On pulling the tibia anteriorly, an intact ACL should prevent forward translational movement of
the tibia on the femur ("firm end-feel").
Anterior translation of the tibia associated with a soft or a mushy end-feel indicates a positive
test. More than about 2mm of anterior translation compared to the uninvolved knee suggests a
torn ACL ("soft end-feel"), as does 10mm of total anterior translation. An instrument called a
"KT-1000" can be used to determine the magnitude of movement in millimeters.
McMurrays Test:

 Patient Position: Supine lying with knee completely flexed.

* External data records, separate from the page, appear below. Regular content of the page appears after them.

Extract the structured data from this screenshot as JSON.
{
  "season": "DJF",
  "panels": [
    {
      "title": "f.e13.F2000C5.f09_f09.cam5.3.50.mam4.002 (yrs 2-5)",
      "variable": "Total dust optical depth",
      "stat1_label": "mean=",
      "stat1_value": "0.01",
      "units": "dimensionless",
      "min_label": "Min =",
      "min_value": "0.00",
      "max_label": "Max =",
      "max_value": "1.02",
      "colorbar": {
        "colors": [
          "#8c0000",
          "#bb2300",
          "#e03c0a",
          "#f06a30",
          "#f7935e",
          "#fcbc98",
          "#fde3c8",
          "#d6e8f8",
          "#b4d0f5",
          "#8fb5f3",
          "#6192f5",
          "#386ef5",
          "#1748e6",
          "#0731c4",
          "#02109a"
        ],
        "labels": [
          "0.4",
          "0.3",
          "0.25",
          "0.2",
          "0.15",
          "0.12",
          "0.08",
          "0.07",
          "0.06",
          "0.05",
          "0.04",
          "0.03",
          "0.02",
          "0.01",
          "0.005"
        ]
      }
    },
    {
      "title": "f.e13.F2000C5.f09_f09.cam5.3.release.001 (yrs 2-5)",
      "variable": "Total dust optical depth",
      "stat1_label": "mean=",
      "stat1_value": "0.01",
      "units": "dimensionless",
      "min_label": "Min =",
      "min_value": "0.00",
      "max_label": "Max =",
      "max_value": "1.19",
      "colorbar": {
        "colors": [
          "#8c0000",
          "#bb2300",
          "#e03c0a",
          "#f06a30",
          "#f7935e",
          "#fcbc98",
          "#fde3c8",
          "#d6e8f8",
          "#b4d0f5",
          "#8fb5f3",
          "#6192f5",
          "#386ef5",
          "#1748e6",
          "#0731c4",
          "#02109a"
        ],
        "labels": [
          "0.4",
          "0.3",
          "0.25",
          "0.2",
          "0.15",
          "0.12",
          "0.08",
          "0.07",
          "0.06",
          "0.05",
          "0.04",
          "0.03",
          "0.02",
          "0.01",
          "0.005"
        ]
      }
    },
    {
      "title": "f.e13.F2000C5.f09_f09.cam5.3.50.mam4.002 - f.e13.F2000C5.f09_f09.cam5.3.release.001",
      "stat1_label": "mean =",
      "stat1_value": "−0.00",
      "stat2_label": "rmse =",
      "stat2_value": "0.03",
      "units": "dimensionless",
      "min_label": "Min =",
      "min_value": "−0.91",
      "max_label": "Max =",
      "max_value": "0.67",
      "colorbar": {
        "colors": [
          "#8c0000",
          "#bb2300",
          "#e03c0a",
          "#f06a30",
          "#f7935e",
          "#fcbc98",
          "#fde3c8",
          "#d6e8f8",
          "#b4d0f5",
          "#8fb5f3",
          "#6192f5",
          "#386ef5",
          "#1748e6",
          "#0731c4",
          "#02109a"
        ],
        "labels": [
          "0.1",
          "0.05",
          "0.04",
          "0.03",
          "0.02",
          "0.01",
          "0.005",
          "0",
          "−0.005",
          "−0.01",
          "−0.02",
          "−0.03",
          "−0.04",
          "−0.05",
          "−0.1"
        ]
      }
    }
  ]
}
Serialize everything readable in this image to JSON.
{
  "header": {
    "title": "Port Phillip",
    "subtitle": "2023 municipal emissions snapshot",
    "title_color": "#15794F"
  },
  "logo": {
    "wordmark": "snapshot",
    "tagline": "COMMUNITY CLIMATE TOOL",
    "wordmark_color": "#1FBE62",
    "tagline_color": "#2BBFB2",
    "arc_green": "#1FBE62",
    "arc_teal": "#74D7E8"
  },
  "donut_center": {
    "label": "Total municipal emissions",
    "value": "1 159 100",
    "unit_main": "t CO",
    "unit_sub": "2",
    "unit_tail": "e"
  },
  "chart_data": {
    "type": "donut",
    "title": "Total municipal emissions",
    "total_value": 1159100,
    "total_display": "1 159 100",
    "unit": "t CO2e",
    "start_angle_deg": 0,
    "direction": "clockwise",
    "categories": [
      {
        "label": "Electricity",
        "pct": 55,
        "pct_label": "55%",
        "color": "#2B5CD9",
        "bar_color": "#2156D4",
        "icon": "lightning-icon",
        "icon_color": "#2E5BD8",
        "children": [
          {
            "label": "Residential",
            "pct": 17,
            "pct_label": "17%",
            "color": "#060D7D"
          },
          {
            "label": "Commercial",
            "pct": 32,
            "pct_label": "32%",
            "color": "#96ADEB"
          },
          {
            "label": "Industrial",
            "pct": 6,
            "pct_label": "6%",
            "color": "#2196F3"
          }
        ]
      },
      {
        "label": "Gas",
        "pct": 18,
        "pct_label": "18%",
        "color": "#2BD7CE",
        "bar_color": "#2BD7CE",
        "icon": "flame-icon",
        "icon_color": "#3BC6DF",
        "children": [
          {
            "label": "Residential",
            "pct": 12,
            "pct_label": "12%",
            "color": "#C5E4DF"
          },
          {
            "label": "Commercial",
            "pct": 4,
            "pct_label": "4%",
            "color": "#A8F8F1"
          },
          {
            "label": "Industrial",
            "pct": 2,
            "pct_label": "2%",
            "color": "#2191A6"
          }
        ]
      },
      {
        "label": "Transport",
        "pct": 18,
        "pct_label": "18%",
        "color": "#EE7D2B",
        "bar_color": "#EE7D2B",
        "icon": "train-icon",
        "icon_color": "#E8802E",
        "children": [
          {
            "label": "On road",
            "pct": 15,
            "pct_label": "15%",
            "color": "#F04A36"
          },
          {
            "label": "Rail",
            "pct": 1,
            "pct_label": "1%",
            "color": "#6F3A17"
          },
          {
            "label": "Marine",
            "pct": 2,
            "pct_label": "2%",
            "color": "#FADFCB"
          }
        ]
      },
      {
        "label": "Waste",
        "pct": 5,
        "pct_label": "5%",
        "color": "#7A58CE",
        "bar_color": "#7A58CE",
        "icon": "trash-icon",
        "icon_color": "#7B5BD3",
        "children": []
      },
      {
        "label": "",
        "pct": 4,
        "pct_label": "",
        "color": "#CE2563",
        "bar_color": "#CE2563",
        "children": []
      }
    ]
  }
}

 Therapist Position: on the side to be tested.
 Proximal Hand: holds the knee and palpates the joint line, thumb on one side and fingers
on the other
 Distal Hand: holds the sole of the foot and acts to support the limb and provide the
required movement through range.
 Procedure: From a position of maximal flexion, extend the knee with internal rotation (IR)
of the tibia and a VARUS stress, then return to maximal flexion and extend the knee with
external rotation (ER) of the tibia and a VALGUS stress.[4][5][6].
The IR of the tibia followed by extension, the examiner can test the entire posterior horn to the
middle segment of the meniscus. The anterior portion of the meniscus is not easily tested
because the pressure to that part of the meniscus is not as great.
IR of the tibia + Varus stress = lateral meniscus
ER of the tibia + Valgus stress = medial meniscus
Positive findings: Pain, Snapping, audible clicking,locking

Silfverskiold Test: It measures the dorsiflexion (DF) of the foot at the ankle joint (AJ) with knee
extended & flexed to 90 degrees. The test is considered positive for isolated gastrocnemius
contracture when DF at the AJ is greater with knee flexed than extended.
Talar tilt: Patient is seated with foot and ankle unsupported. The foot is positioned in 10-20
degrees of plantarflexion. The distal lower leg is stabilized with one hand just proximal to the
malleloi and the hindfoot is inverted with the other hand. The lateral aspect of the talus is
palpated to determine if tilting occurs. The laxity is compared to the contralateral side.
Thompson Test: The patient lies prone with his foot over the end of the table. Alternatively, the
patient could lie prone with his knee flexed to 90°. The examiner squeezes the calf muscles,
specifically the gastrocnemius - soleus complex, with his hand. Squeezing the calf should cause
contraction of the Achilles tendon, resulting in plantar flexion. If the Achilles tendon is completely
ruptured, there will not be any apparent plantar flexion.